Twenty minutes. That’s how long it had taken Rocco, Laal, and Earl to find the bug in my room.
It took five hours for Gary, Rocco, and I to watch through nearly all ten days of CCTV footage.
Five minutes to figure out who had been acting suspicious.
And one minute for any sympathy, kindness, and understanding to evaporate from my blood.
No one was being forgiven for hurting my Babble. No matter what their excuse was.
I picked up the glass of water on the silver tray and finished the last few sips in a long gulp. There came a heavy knock on the door directly opposite me. Like planned, without receiving my summon, it was opened.
Three sets of footsteps clicked against the solid wood floor before the door closed, and the sound of two sets of steps were softened by the thick red patterned rug spread over most of my office.
I didn’t look up from my laptop. I didn’t have to. I knew exactly who had entered and where they were standing. Gary by the door. Rocco just ahead, at the end of the rug. The culprit ahead of him.
“Good evening, Your Highness. You asked to see me…”
Slowly, I lifted my chin. “Good evening—Sylvie.”

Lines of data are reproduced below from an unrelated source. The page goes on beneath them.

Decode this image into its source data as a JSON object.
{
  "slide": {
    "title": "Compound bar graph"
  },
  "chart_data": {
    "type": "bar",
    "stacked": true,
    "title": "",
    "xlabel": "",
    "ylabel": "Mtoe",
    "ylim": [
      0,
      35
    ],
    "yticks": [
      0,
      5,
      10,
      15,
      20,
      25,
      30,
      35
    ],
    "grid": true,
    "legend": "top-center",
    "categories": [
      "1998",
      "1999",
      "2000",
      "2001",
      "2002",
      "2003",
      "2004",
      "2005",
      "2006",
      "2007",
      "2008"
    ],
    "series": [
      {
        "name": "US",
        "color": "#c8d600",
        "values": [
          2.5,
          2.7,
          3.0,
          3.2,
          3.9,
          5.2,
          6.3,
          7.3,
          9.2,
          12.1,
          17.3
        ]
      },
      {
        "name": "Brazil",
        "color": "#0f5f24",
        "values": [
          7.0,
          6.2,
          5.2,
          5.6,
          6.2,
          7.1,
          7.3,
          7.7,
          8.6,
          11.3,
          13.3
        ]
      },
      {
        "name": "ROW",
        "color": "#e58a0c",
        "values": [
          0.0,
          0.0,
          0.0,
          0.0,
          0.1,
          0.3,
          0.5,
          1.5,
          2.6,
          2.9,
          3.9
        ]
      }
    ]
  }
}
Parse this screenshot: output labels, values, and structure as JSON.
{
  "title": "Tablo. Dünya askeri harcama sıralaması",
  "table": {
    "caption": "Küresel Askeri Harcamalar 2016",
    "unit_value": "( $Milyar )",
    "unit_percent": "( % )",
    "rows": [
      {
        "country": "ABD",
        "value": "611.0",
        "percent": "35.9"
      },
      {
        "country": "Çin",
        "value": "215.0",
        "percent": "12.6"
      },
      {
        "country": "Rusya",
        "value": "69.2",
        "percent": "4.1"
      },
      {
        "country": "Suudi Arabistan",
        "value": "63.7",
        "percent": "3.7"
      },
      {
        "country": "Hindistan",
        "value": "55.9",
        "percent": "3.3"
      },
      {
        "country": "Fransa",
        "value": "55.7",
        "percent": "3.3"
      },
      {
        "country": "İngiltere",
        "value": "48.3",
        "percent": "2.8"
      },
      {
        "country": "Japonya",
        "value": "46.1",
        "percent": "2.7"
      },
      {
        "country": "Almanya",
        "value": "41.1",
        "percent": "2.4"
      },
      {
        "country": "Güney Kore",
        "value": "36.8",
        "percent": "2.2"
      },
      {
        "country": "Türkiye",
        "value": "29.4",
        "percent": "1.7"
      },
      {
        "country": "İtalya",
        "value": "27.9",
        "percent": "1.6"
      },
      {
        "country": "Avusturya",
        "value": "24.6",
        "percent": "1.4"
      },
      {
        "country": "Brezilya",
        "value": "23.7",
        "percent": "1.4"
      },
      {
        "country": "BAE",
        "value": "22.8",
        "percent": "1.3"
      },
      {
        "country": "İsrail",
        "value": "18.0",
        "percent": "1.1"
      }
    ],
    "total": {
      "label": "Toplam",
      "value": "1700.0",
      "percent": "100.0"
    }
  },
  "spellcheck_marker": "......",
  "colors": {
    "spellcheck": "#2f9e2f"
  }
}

Sylvie—the young, newly-hired member of general staff who I’d startled this morning in the utility room—stood with her hands clasped in front of her a few steps away from my desk. About the same height as Esmeralda, she kept her shoulders relaxed, but her brown eyes screamed with the guilt she couldn’t manage to hide.
She knew why she was there. She knew what she had done. What I wanted to know was why. Because there was one thing that didn’t make sense in all of this.
I opened the top drawer of three on my left and picked up the bug. A thin black rectangle a touch smaller than my pinkie, with two wires that had been attached to a small cube housing the battery before Rocco had taken it off to cut the feed. It had been on the wall behind the painting of Bucky hanging by my bedroom door that Fay had done for my twenty-seventh birthday. The camera almost blended into the black frame of the painting, hence why I hadn’t noticed it.
It rolled off my fingers onto the wooden surface with a little clack. Sylvie’s eyes dipped to it, her knuckles on one hand going white as she squeezed the other. Leaning into the high back of my chair, I gestured to the bug with a lazy turn of my hand. “Rocco found this in my bedroom.”
“Really?” The puzzled look on her face was so obviously forced. “What is it?”
“You don’t know?” I arched my brow. She shook her head. “Are you sure?” I gave her a moment to answer. She replied with nervous silence. “Because the CCTV footage from the corridor shows you on the morning of Memorial Day—at the same time we were on our way to the service—pulling something that looked just like this out of your uniform pocket as you entered my room.”
Sylvie blanched, her body tensing before she blinked rapidly. “I—I don’t know what you mean, Your Highness. I mean, I did enter you room, but I didn’t—I didn’t have anything with me other than a trolley of cleaning supplies. Mini asked me to clean the window, because—”
“Mini asked you to do no such thing.” The ice globe caging my anger started cracking. “So don’t waste your breath trying to lie to me.” She twitched all over with a panicky restlessness.
“Why did you do it?” Silence. “Why did you bug my room?” Nothing but a rapid flicker in her expression as she refused to look at me head-on.
I sighed and leaned forward, pressing the pads of my spread fingers together, and touched my joint index fingers to my chin. “Okay, fine. Then tell me why you sent us those emails? What did you intend to gain from doing that?”
The edginess died away from her hands instantly. “What—what emails?”
Ah. There it was. The puzzle piece that didn’t fit.
She hadn’t sent the emails.
That was her first moment of honesty. And it made sense. What was the point of sending riddles rather than a demand for what she wanted in return for the footage? Only someone who had an agenda other than a material gain would have played with our heads like that.
That wasn’t Sylvie. But I had a skulking feeling I knew who it was.
“Who was your accomplice?” I said, my voice darker than the deepest depths of the Pursian sea.
She quickly shook her head. “I didn’t—”
“I suggest you tell me who it was unless you want to find yourself incriminated before a court in Touma and Jahandar for infringing on the privacy of two royal households and threatening them with illegally recorded videos. And I swear on Esmeralda’s life, Sylvie…” I looked her dead in the eyes. “I will make sure you serve nothing less than a life sentence in jail, never to see the light of day again, let alone have any interaction with your brother.”
She jerked a desperate step forward and Rocco swiftly moved, his two-metre frame lingering right behind her. “No, no please. Please, don’t hurt Jack. He’s all I have. I’m all he has—I can’t—I can’t go to jail, we have no one else. Please, he’s only a child. I can’t leave him—”
“You should have thought about that before you did all this, shouldn’t have you?”